1.3. Weder der Beschwerdeführer noch seine Familie wurden in Afghanistan jemals von den Taliban oder von anderen Personen aufgesucht oder von diesen bedroht.
Der Beschwerdeführer hat Afghanistan weder aus Furcht vor Eingriffen in die körperliche Integrität noch wegen Lebensgefahr verlassen.
1.4. Bei einer Rückkehr nach Afghanistan drohen dem Beschwerdeführer individuell und konkret weder Lebensgefahr noch ein Eingriff in seine körperliche Integrität durch Mitglieder der Taliban oder durch andere Personen.
Dem Beschwerdeführer droht bei einer Rückkehr nach Afghanistan wegen seiner Zugehörigkeit zur Religionsgemeinschaft der Schiiten oder zur Volksgruppe der Hazara konkret und individuell weder physische noch psychische Gewalt.
Der Beschwerdeführer ist bei einer Rückkehr nach Afghanistan aufgrund seiner Behinderung individuell und konkret weder Lebensgefahr noch ein Eingriff in seine körperliche Integrität durch Mitglieder der Taliban oder durch andere Personen.

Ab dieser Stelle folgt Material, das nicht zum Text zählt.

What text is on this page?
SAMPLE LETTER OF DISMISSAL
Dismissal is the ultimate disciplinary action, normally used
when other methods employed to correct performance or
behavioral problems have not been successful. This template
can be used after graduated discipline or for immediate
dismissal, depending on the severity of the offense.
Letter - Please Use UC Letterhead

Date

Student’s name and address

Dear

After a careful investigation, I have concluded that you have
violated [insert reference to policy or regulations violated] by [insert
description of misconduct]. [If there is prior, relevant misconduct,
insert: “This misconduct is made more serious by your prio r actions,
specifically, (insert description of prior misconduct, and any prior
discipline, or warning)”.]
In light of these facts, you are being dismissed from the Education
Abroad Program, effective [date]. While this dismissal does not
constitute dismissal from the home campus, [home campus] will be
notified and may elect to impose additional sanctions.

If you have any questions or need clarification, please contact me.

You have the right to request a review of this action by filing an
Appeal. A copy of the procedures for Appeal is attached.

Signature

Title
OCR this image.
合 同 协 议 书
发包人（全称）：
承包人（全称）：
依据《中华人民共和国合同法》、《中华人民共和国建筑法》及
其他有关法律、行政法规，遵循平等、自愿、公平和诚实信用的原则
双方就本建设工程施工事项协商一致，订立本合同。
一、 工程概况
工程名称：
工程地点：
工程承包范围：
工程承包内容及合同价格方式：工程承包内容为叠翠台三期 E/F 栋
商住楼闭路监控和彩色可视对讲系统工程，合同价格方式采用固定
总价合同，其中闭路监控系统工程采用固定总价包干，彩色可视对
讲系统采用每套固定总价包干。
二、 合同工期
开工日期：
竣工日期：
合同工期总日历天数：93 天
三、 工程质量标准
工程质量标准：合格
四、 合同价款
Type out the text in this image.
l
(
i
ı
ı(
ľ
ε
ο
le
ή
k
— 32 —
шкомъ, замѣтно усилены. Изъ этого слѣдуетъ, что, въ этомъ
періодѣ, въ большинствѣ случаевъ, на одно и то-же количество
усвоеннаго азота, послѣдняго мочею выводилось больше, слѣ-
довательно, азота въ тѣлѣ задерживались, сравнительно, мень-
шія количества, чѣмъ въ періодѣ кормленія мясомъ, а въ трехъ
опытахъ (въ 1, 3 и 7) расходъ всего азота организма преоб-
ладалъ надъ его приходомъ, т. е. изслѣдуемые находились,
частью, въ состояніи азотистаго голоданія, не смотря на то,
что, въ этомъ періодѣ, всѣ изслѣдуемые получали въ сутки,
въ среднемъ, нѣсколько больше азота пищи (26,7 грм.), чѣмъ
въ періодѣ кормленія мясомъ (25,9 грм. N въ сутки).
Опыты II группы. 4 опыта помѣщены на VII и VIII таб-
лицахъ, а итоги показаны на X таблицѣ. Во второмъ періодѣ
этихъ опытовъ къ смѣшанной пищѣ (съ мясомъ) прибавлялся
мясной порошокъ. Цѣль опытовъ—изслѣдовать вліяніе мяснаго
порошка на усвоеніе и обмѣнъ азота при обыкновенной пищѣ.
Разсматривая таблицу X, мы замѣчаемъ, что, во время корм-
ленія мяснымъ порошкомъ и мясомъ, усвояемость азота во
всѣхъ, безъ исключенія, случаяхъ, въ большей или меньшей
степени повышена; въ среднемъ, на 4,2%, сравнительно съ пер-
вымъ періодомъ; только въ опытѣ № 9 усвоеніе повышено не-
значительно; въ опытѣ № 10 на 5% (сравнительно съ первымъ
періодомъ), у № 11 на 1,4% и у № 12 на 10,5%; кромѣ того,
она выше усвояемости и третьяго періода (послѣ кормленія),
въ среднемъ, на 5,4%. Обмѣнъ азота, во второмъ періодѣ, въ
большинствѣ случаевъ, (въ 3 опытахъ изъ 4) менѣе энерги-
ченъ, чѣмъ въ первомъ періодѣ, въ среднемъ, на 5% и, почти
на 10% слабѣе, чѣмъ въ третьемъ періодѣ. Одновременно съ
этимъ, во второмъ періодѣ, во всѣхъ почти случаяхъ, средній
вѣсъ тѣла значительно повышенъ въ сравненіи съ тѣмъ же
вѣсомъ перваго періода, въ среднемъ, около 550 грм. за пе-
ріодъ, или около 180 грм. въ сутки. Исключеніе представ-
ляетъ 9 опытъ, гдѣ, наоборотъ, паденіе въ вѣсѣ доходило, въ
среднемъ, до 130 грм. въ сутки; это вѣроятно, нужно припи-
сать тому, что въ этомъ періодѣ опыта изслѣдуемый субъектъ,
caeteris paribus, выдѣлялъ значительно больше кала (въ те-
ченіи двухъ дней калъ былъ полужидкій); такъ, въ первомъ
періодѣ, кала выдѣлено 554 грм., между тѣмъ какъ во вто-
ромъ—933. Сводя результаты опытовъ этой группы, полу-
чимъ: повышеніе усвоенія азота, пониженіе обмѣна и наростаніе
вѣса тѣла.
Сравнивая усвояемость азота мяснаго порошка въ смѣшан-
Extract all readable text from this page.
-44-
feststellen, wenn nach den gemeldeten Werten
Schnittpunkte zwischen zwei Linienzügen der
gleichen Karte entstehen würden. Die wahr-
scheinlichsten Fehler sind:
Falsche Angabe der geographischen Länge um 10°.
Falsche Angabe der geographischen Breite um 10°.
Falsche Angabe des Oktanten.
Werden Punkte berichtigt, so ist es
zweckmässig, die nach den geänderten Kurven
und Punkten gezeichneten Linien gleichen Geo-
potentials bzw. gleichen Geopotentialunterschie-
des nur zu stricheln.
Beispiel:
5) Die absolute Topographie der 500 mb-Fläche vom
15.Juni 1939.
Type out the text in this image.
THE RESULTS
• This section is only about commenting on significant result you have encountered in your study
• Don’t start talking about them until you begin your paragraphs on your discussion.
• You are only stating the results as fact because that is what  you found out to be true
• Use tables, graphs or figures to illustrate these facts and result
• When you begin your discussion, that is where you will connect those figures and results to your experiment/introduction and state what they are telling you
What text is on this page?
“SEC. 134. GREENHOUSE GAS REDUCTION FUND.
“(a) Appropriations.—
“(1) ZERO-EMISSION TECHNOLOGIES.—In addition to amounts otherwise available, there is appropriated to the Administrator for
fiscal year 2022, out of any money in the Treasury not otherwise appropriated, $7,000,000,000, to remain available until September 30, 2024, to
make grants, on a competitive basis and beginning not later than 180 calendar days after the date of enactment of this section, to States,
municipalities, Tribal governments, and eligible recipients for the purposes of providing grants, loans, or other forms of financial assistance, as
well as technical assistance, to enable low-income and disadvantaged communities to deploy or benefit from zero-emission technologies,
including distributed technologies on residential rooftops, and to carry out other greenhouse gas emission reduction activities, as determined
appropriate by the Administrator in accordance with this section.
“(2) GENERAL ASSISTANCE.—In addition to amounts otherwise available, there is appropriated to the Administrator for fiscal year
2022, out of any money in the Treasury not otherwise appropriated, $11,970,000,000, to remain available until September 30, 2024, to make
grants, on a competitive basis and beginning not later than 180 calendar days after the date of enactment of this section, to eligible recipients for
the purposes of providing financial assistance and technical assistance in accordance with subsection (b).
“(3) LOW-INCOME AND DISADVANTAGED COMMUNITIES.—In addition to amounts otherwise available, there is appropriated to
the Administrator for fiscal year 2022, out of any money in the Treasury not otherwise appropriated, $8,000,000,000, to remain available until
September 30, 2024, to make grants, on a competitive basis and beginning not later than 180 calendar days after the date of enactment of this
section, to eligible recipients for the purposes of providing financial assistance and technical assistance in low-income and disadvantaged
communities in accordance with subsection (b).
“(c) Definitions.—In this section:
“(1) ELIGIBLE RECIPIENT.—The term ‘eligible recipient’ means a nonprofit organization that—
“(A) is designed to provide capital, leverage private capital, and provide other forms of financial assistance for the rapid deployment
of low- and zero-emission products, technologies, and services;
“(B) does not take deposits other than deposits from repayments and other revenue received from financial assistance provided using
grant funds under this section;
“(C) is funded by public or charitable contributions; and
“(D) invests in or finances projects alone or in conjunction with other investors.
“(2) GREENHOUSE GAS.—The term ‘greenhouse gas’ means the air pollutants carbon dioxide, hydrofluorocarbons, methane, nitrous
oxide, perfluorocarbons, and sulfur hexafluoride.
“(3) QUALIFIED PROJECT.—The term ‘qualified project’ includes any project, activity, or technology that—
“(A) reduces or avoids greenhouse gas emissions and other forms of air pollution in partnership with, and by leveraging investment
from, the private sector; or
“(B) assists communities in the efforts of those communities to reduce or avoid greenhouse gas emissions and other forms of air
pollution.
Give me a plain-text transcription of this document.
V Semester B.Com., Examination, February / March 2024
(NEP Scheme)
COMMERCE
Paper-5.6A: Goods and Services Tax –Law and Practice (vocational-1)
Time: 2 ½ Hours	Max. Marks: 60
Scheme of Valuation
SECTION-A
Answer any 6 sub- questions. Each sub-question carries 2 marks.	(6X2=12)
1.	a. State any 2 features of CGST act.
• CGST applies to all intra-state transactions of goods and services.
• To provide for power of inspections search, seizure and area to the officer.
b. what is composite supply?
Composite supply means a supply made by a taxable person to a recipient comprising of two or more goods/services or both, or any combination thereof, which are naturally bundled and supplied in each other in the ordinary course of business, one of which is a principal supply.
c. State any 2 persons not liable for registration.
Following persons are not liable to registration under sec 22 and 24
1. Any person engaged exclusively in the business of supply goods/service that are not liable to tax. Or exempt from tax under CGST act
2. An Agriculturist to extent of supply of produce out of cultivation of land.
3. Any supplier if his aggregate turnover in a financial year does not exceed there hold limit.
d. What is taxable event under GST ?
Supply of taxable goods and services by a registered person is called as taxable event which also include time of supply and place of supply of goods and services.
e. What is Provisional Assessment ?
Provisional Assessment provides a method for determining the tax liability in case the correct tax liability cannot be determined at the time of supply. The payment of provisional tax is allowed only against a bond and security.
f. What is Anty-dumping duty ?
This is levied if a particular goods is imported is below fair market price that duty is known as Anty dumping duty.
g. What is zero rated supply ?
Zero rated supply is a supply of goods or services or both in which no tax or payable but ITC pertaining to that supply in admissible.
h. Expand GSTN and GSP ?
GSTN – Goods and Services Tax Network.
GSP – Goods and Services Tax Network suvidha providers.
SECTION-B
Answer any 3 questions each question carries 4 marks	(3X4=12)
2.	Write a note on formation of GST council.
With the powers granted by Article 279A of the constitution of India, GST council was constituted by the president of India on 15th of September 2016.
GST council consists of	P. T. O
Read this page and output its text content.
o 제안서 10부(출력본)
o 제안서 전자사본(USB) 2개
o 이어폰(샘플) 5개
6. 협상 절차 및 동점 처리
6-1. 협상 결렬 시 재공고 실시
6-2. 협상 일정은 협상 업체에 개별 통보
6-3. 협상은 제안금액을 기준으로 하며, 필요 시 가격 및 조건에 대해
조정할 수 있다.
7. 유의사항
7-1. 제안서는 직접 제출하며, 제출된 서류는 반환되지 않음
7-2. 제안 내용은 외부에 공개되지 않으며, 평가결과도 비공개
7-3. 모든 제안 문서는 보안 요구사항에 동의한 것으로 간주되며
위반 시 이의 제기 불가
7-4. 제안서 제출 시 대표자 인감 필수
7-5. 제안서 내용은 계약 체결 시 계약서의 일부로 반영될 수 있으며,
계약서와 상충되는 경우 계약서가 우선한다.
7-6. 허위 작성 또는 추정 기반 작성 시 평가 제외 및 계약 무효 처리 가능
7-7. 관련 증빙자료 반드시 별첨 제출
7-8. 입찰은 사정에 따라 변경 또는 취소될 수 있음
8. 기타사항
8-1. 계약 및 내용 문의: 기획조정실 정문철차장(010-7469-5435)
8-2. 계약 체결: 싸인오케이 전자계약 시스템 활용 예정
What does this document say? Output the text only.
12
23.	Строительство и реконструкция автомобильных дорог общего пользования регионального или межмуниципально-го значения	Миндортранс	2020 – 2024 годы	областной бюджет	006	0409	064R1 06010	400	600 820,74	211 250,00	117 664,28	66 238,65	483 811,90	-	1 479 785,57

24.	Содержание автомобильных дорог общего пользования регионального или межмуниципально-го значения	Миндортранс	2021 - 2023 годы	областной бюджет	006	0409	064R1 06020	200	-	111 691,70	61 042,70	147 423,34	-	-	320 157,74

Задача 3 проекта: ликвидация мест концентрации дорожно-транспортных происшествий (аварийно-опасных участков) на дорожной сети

Der Beschwerdeführer hat sich in Österreich keine Lebenseinstellung angeeignet, die einen nachhaltigen und deutlichen Bruch mit den allgemein verbreiteten gesellschaftlichen Werten in Afghanistan darstellt. Es liegt keine westliche Lebenseinstellung beim Beschwerdeführer vor, die wesentlicher Bestandteil seiner Persönlichkeit geworden ist und die ihn in Afghanistan exponieren würde.
1.5. Feststellungen zur Lage im Herkunftsstaat
Die Länderfeststellungen zur Lage in Afghanistan basieren auf nachstehenden Quellen:
- Länderinformationsblatt der Staatendokumentation Afghanistan vom 31.01.2025 (LIB),
- Anfragebeantwortung von ACCORD zu Afghanistan: Situation psychisch Kranker, insbesondere nach der Machtübernahme durch die Taliban vom 11.02.2022
- Anfragebeantwortung von ACCORD zu Afghanistan: gesellschaftliche Wahrnehmung von Personen mit psychischen Erkrankungen vom 07.05.2020
- Anfragebeantwortung der Staatendokumentation, behinderte Menschen in islamischen Gesellschaften vom 13.06.2018
1.5.1. Allgemeines:
Afghanistan verfügt über 34 Provinzen, die in Distrikte gegliedert sind. Dort leben ca. 35-40 Millionen Menschen. Seit der beinahe kampflosen Einnahme Kabuls am 15.8.2021 steht Afghanistan nahezu vollständig unter der Kontrolle der Taliban. (LIB, Kap. 3f)
1.5.2. Politische Lage:
Die politischen Rahmenbedingungen in Afghanistan haben sich mit der Machtübernahme durch die Taliban im August 2021 grundlegend verändert. Die Taliban sind zu der ausgrenzenden, auf die Paschtunen ausgerichteten, autokratischen Politik der Taliban-Regierung der späten 1990er-Jahre zurückgekehrt. Sie bezeichnen ihre Regierung als das „Islamische Emirat Afghanistan“. Die Verfassung von 2004 ist de facto ausgehebelt. Ankündigungen über die Erarbeitung einer neuen Verfassung sind bislang ohne sichtbare Folgen geblieben. Die Taliban haben begonnen staatliche und institutionelle Strukturen an ihre religiösen und politischen Vorstellungen anzupassen. Mit Anfang 2024 hat noch kein Land die Regierung der Taliban anerkannt, dennoch sind Vertreter aus Indien, China, Usbekistan, der Europäischen Union, Russland und den Vereinigten Arabischen Emiraten in Kabul präsent. (LIB, Kap. 4)
1.5.3. Sicherheitslage:
Seit der Machtübernahme der Taliban in Kabul am 15.8.2021 ist das allgemeine Ausmaß des Konfliktes zurückgegangen. Es gab beispielsweise weniger konfliktbedingte Sicherheitsvorfälle wie bewaffnete Zusammenstöße, Luftangriffe und improvisierte Sprengsätze sowie eine geringere Zahl von Opfern unter der Zivilbevölkerung. Es gab jedoch immer noch ein erhebliches Ausmaß an zivilen Opfern durch vorsätzliche Angriffe mit improvisierten Sprengsätzen (IEDs).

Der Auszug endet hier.